Covenant is actually a great example of what I'm worried about. David and his desire to create is the focus of that story. That's what pushes it forward. The Alien follows from that, and it's one of the reasons it feels so much like a begrudging afterthought when it finally appears.

That's what I feel the series is going to be. The focus is this interplay of companies, and the monsters - should they appear - are little more than pretext to keep the branding and add some drama.



The more I think about it the more I realize that's actually my biggest issue with Covenant's handling of the Alien. It's a byproduct, a sideshow in its own series.

David didn't set out to create the Alien, he set out to create. The Alien itself has no actual influence on the plot. Anything could come out of that lab and you'll have the same story, because what David makes is secondary to the act of creation in that story.

So the Alien might look cool and kill some people, but it's effectively an Easter egg, a cameo that could be swapped out and change nothing.

When Hawley talks about companies and robotics as the heart of the story, that's what I start picturing.
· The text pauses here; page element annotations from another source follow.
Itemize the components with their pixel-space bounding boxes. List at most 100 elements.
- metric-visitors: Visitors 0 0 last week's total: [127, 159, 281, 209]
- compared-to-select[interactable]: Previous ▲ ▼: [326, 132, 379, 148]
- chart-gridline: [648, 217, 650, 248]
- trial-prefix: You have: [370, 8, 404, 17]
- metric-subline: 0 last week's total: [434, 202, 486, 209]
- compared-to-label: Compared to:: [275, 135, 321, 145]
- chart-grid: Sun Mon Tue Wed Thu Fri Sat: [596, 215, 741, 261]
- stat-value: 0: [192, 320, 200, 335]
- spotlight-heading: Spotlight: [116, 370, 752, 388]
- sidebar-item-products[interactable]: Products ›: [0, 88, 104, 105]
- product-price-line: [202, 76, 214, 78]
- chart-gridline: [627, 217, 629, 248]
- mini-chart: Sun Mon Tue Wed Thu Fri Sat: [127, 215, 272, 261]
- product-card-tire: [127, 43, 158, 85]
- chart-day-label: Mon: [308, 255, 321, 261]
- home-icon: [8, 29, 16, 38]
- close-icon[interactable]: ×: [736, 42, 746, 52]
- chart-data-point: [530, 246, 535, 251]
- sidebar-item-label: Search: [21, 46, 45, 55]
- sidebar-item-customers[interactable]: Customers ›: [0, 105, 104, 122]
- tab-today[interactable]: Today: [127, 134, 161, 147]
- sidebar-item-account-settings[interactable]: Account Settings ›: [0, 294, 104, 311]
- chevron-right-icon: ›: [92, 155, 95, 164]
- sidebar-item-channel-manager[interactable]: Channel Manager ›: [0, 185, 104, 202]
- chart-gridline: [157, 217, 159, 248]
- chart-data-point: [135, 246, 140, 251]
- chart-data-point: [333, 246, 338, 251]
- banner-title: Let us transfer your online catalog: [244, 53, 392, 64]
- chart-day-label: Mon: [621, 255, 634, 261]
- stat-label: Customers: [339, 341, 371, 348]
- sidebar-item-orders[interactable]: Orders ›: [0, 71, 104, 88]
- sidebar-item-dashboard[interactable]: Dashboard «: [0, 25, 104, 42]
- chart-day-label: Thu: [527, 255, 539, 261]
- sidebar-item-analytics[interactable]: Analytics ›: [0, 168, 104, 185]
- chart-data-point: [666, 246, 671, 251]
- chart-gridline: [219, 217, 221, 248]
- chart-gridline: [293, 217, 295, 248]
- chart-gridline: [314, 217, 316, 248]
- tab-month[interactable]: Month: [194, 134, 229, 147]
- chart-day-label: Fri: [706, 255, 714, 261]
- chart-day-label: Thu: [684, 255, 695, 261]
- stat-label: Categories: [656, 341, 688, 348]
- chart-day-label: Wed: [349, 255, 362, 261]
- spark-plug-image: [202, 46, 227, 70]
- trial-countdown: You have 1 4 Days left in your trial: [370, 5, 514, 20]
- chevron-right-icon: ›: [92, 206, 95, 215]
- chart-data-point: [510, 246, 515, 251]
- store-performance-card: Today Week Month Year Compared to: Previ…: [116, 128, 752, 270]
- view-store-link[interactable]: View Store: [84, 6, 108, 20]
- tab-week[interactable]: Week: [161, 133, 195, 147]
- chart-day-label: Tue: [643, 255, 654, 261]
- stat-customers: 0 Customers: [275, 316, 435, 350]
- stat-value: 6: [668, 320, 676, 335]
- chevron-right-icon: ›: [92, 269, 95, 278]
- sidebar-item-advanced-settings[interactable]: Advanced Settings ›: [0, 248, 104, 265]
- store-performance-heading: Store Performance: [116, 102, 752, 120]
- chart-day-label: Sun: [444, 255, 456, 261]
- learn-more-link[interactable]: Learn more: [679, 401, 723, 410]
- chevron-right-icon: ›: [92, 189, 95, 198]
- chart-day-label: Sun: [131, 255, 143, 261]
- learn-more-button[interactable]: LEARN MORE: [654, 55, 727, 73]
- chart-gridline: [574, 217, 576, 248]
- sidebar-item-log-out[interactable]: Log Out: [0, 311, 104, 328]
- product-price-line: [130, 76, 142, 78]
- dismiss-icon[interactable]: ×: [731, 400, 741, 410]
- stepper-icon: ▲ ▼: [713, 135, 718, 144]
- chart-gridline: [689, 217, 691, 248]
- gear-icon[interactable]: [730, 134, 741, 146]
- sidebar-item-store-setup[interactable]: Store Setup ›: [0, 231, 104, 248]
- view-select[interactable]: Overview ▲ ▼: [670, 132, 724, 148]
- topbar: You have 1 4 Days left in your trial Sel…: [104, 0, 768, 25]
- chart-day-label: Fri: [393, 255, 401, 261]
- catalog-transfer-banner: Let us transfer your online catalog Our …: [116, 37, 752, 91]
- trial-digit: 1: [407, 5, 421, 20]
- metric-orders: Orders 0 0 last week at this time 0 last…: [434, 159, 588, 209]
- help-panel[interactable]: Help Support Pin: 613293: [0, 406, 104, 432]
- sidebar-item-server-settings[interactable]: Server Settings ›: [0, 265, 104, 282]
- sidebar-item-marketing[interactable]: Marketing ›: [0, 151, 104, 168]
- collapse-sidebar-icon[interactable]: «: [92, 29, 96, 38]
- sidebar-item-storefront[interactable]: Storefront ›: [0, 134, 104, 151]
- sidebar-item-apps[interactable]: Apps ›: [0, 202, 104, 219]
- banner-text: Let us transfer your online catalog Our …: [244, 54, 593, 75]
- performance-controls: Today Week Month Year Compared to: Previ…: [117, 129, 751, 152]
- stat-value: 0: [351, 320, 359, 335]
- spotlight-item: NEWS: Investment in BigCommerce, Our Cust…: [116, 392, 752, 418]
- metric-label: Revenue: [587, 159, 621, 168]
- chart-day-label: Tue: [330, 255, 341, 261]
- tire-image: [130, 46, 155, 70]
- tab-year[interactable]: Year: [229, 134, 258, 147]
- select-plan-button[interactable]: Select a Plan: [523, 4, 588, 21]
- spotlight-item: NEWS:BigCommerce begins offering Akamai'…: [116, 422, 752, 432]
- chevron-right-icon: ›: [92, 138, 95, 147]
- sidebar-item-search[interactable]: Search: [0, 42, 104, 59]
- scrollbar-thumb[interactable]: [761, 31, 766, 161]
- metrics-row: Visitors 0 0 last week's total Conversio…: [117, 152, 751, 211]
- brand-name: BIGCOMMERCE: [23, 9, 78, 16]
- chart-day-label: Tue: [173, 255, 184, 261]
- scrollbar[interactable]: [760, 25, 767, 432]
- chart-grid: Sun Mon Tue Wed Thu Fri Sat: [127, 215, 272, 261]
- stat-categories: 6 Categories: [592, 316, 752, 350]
The Alien will be there, sure, but it's clear that it's not that beating heart of the story. It'll feel incidental and unsatisfying just like Covenant.

And anybody who thinks Alien is actually about corporations and not about a monster on a spaceship seriously needs to rewatch the movie.


I agree, Alien Covenant, suffers in my opinion because it does not show why the Alien specifically came out of that lab, everything surrounding it like David's point of view makes perfect sense thematically, but just not narratively.

The biggest issue in that respect's that it's treated as interchangable with the Neomorph, the film says that the Alien's so superior, but never truly shows an instance of that.

Dr. Malcolm

You do plan to have aliens in your Alien show, right?



That's why it didn't need to be shown and explained in the first place at all.

Corporal Hicks


Quote from: Immortan Jonesy on Jan 06, 2022, 07:44:53 PM
Since everything is in execution, I'll judge once I see the finished product.

No you must judge now! and become apart of the forum's douchey artsy aristocrat brigade!